A visão de que a Eletrobrás precisava dessa injeção de capital é unânime, pois estamos falando de uma capitalização, com a venda de participações por parte do governo. Ainda existem pontos de atenção. Por exemplo, não ficou claro como isso vai impactar nas obrigações de produzir eletricidade em determinadas regiões, quais serão os subsídios, entre outras questões. 

A venda deverá se concretizar no início do ano que vem. Outros projetos, de médio e longo prazo, talvez não tenham viabilidade econômica. Temos de esperar para ver. Sou a favor de que o governo tenha o papel em regiões pioneiras, além do chamado subsídio cruzado, ou seja, regiões que receberam investimentos públicos por muito tempo deveriam contribuir, de alguma maneira, para a expansão dos benefícios para outras localidades. 

Como a descarbonização afeta os empregos no Brasil?

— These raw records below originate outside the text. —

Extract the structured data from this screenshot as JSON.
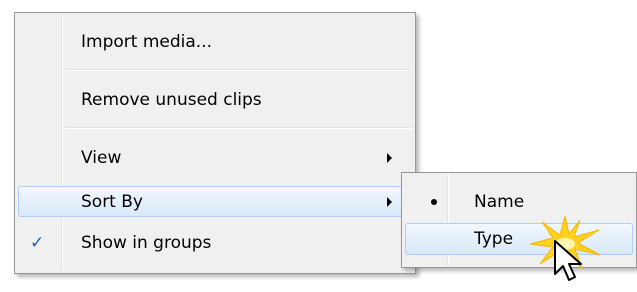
{
  "context_menu": {
    "items": [
      {
        "label": "Import media..."
      },
      {
        "label": "Remove unused clips"
      },
      {
        "label": "View"
      },
      {
        "label": "Sort By"
      },
      {
        "label": "Show in groups",
        "checked": true
      }
    ]
  },
  "sort_submenu": {
    "items": [
      {
        "label": "Name",
        "selected": true
      },
      {
        "label": "Type"
      }
    ]
  },
  "colors": {
    "menu_bg": "#f0f0f0",
    "highlight": "#d9e8f9",
    "check": "#1c5fb8",
    "burst": "#ffd21f"
  },
  "icons": {
    "check": "checkmark-icon",
    "submenu_arrow": "chevron-right-icon",
    "radio": "bullet-icon",
    "cursor": "mouse-cursor-icon",
    "highlight": "click-burst-icon"
  }
}
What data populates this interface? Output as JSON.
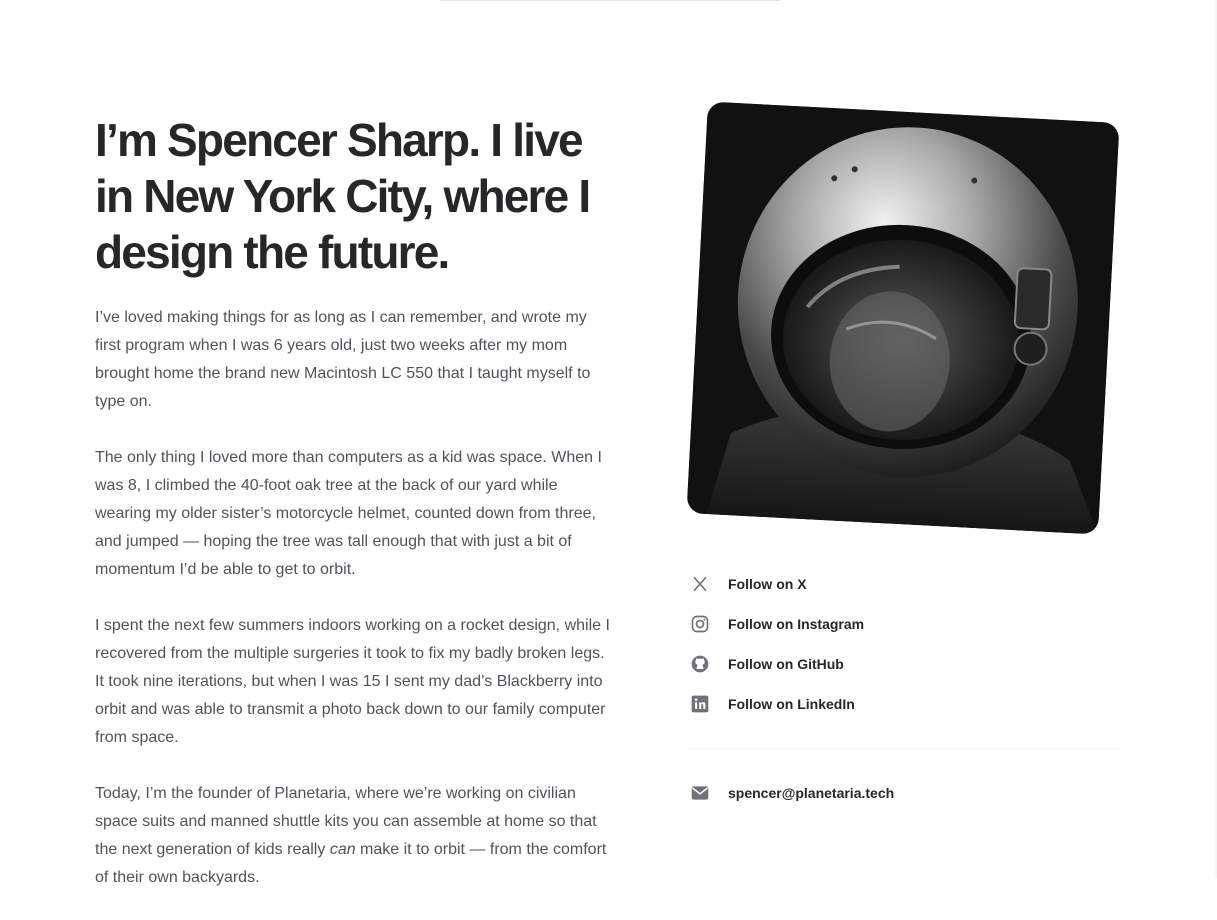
{
  "hero": {
    "headline": "I’m Spencer Sharp. I live in New York City, where I design the future."
  },
  "bio": {
    "p1": "I’ve loved making things for as long as I can remember, and wrote my first program when I was 6 years old, just two weeks after my mom brought home the brand new Macintosh LC 550 that I taught myself to type on.",
    "p2": "The only thing I loved more than computers as a kid was space. When I was 8, I climbed the 40-foot oak tree at the back of our yard while wearing my older sister’s motorcycle helmet, counted down from three, and jumped — hoping the tree was tall enough that with just a bit of momentum I’d be able to get to orbit.",
    "p3": "I spent the next few summers indoors working on a rocket design, while I recovered from the multiple surgeries it took to fix my badly broken legs. It took nine iterations, but when I was 15 I sent my dad’s Blackberry into orbit and was able to transmit a photo back down to our family computer from space.",
    "p4_before": "Today, I’m the founder of Planetaria, where we’re working on civilian space suits and manned shuttle kits you can assemble at home so that the next generation of kids really ",
    "p4_em": "can",
    "p4_after": " make it to orbit — from the comfort of their own backyards."
  },
  "social": {
    "x": "Follow on X",
    "instagram": "Follow on Instagram",
    "github": "Follow on GitHub",
    "linkedin": "Follow on LinkedIn"
  },
  "contact": {
    "email": "spencer@planetaria.tech"
  },
  "icons": {
    "x": "x-icon",
    "instagram": "instagram-icon",
    "github": "github-icon",
    "linkedin": "linkedin-icon",
    "mail": "mail-icon"
  },
  "colors": {
    "text": "#27272a",
    "body_text": "#52525b",
    "icon": "#71717a"
  }
}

Isso representa uma oportunidade ou ainda há riscos para empresas que atuam na área de petróleo? 

As novas fontes de geração de energia representam uma grande oportunidade. Hoje, o setor de petróleo tem uma sofisticação tecnológica incomparável. Se imaginarmos o progresso técnico do Brasil para explorar o Pré-Sal, vemos que a maior riqueza é a qualificação da mão de obra. 

Esses profissionais altamente qualificados vão participar dessa transição. O momento atual proporciona oportunidades não somente para jovens, mas também para quem já está no mercado. Temos profissionais de ponta aqui, com base conceitual e técnica, prontos para se reinventarem, com muita rapidez. 

A descarbonização, juntamente com a descentralização, a democratização e a digitalização, será o diferencial para o futuro. Estes são os “4Ds” que farão a diferença. 

Como a tecnologia pode melhorar a eficiência energética? 

O 5G vai mudar muito o setor, com a aplicação de inteligência artificial, controle do consumo, internet das coisas (IoT), machine learning e outras soluções. Temos uma evolução que está só começando. As redes smart grids (redes inteligentes) serão a base das cidades inteligentes. 

Várias organizações, como a ENGIE, já estão avançadas nesse processo de digitalização. É possível perceber que a transição envolve questões tecnológicas, econômicas e ambientais. A energia tem papel fundamental no mundo e deve alavancar a economia pós-pandemia, sendo que cada vez mais as soluções inteligentes devem se destacar.